By default, custom file type inspectors are loaded from packages/your_package/src/File/Type/Inspector/CustomInspector.php, where "Custom" is the camelcased version of the fourth parameter above. So in our case we'd be loading from packages/id3_reader/src/File/Type/Inspector/AudioInspector.php, with a namespace of \Concrete\Package\Id3Reader\Src\File\Type\Inspector\AudioInspector. However, if we want to remove the \Src from the namespace and make things a little bit nicer, we can add this line of code to our class.

protected $pkgAutoloaderMapCoreExtensions = true;

Now, our class's name will be Concrete\Package\Id3Reader\File\Type\Inspector\AudioInspector, and it will load from packages/id3_reader/src/Concrete/File/Type/Inspector/AudioInspector.php.

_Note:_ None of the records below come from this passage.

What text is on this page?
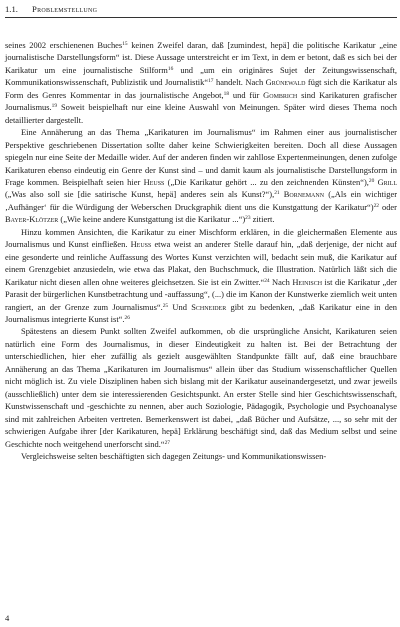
1.1. Problemstellung

seines 2002 erschienenen Buches$^{15}$ keinen Zweifel daran, daß [zumindest, hepä] die politische Karikatur „eine journalistische Darstellungsform“ ist. Diese Aussage unterstreicht er im Text, in dem er betont, daß es sich bei der Karikatur um eine journalistische Stilform$^{16}$ und „um ein originäres Sujet der Zeitungswissenschaft, Kommunikationswissenschaft, Publizistik und Journalistik“$^{17}$ handelt. Nach Grünewald fügt sich die Karikatur als Form des Genres Kommentar in das journalistische Angebot,$^{18}$ und für Gombrich sind Karikaturen grafischer Journalismus.$^{19}$ Soweit beispielhaft nur eine kleine Auswahl von Meinungen. Später wird dieses Thema noch detaillierter dargestellt.

Eine Annäherung an das Thema „Karikaturen im Journalismus“ im Rahmen einer aus journalistischer Perspektive geschriebenen Dissertation sollte daher keine Schwierigkeiten bereiten. Doch all diese Aussagen spiegeln nur eine Seite der Medaille wider. Auf der anderen finden wir zahllose Expertenmeinungen, denen zufolge Karikaturen ebenso eindeutig ein Genre der Kunst sind – und damit kaum als journalistische Darstellungsform in Frage kommen. Beispielhaft seien hier Heuss („Die Karikatur gehört ... zu den zeichnenden Künsten“),$^{20}$ Grill („Was also soll sie [die satirische Kunst, hepä] anderes sein als Kunst?“),$^{21}$ Bornemann („Als ein wichtiger ‚Aufhänger‘ für die Würdigung der Weberschen Druckgraphik dient uns die Kunstgattung der Karikatur“)$^{22}$ oder Bayer-Klötzer („Wie keine andere Kunstgattung ist die Karikatur ...“)$^{23}$ zitiert.

Hinzu kommen Ansichten, die Karikatur zu einer Mischform erklären, in die gleichermaßen Elemente aus Journalismus und Kunst einfließen. Heuss etwa weist an anderer Stelle darauf hin, „daß derjenige, der nicht auf eine gesonderte und reinliche Auffassung des Wortes Kunst verzichten will, bedacht sein muß, die Karikatur auf einem Grenzgebiet anzusiedeln, wie etwa das Plakat, den Buchschmuck, die Illustration. Natürlich läßt sich die Karikatur nicht diesen allen ohne weiteres gleichsetzen. Sie ist ein Zwitter.“$^{24}$ Nach Heinisch ist die Karikatur „der Parasit der bürgerlichen Kunstbetrachtung und -auffassung“, (...) die im Kanon der Kunstwerke ziemlich weit unten rangiert, an der Grenze zum Journalismus“.$^{25}$ Und Schneider gibt zu bedenken, „daß Karikatur eine in den Journalismus integrierte Kunst ist“.$^{26}$

Spätestens an diesem Punkt sollten Zweifel aufkommen, ob die ursprüngliche Ansicht, Karikaturen seien natürlich eine Form des Journalismus, in dieser Eindeutigkeit zu halten ist. Bei der Betrachtung der unterschiedlichen, hier eher zufällig als gezielt ausgewählten Standpunkte fällt auf, daß eine brauchbare Annäherung an das Thema „Karikaturen im Journalismus“ allein über das Studium wissenschaftlicher Quellen nicht möglich ist. Zu viele Disziplinen haben sich bislang mit der Karikatur auseinandergesetzt, und zwar jeweils (ausschließlich) unter dem sie interessierenden Gesichtspunkt. An erster Stelle sind hier Geschichtswissenschaft, Kunstwissenschaft und -geschichte zu nennen, aber auch Soziologie, Pädagogik, Psychologie und Psychoanalyse sind mit zahlreichen Arbeiten vertreten. Bemerkenswert ist dabei, „daß Bücher und Aufsätze, ..., so sehr mit der schwierigen Aufgabe ihrer [der Karikaturen, hepä] Erklärung beschäftigt sind, daß das Medium selbst und seine Geschichte noch weitgehend unerforscht sind.“$^{27}$

Vergleichsweise selten beschäftigten sich dagegen Zeitungs- und Kommunikationswissen-

4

Create the Custom Inspector Class

Finally, in the AudioInspector.php file, we create our inspector class:

<?php
namespace Concrete\Package\Id3Reader\File\Type\Inspector;

use Concrete\Core\Attribute\Key\FileKey;
use Concrete\Core\File\Type\Inspector\Inspector;
use Concrete\Core\File\Version;
use PhpId3\Id3TagsReader;

class AudioInspector extends Inspector
{

    public function inspect(Version $fv)
    {

        $fr = $fv->getFileResource();
        $fs = $fv->getFile()->getFileStorageLocationObject()->getFileSystemObject();
        $stream = $fs->readStream($fr->getPath());

        $id3 = new Id3TagsReader($stream);
        $id3->readAllTags();

        $artist = FileKey::getByHandle('audio_artist');
        $title = FileKey::getByHandle('audio_title');
        $data = $id3->getId3Array();
        if (isset($data['TIT2']) && is_array($data['TIT2'])) {
            $fv->setAttribute($title, $data['TIT2']['body']);
        }
        if (isset($data['TPE1']) && is_array($data['TPE1'])) {
            $fv->setAttribute($artist, $data['TPE1']['body']);
        }
    }
}

This is pretty self-explanatory: we load the bytestream of the audio file into our Id3TagsReader class, which is part of the third party library we installed. We use that custom logic to grab the data from the MP3 file, and set the attributes based on that.

That's it! We've created a custom audio inspector. Any time an MP3 file is uploaded or rescanned, the data will be pulled using our custom library and saved against those attributes.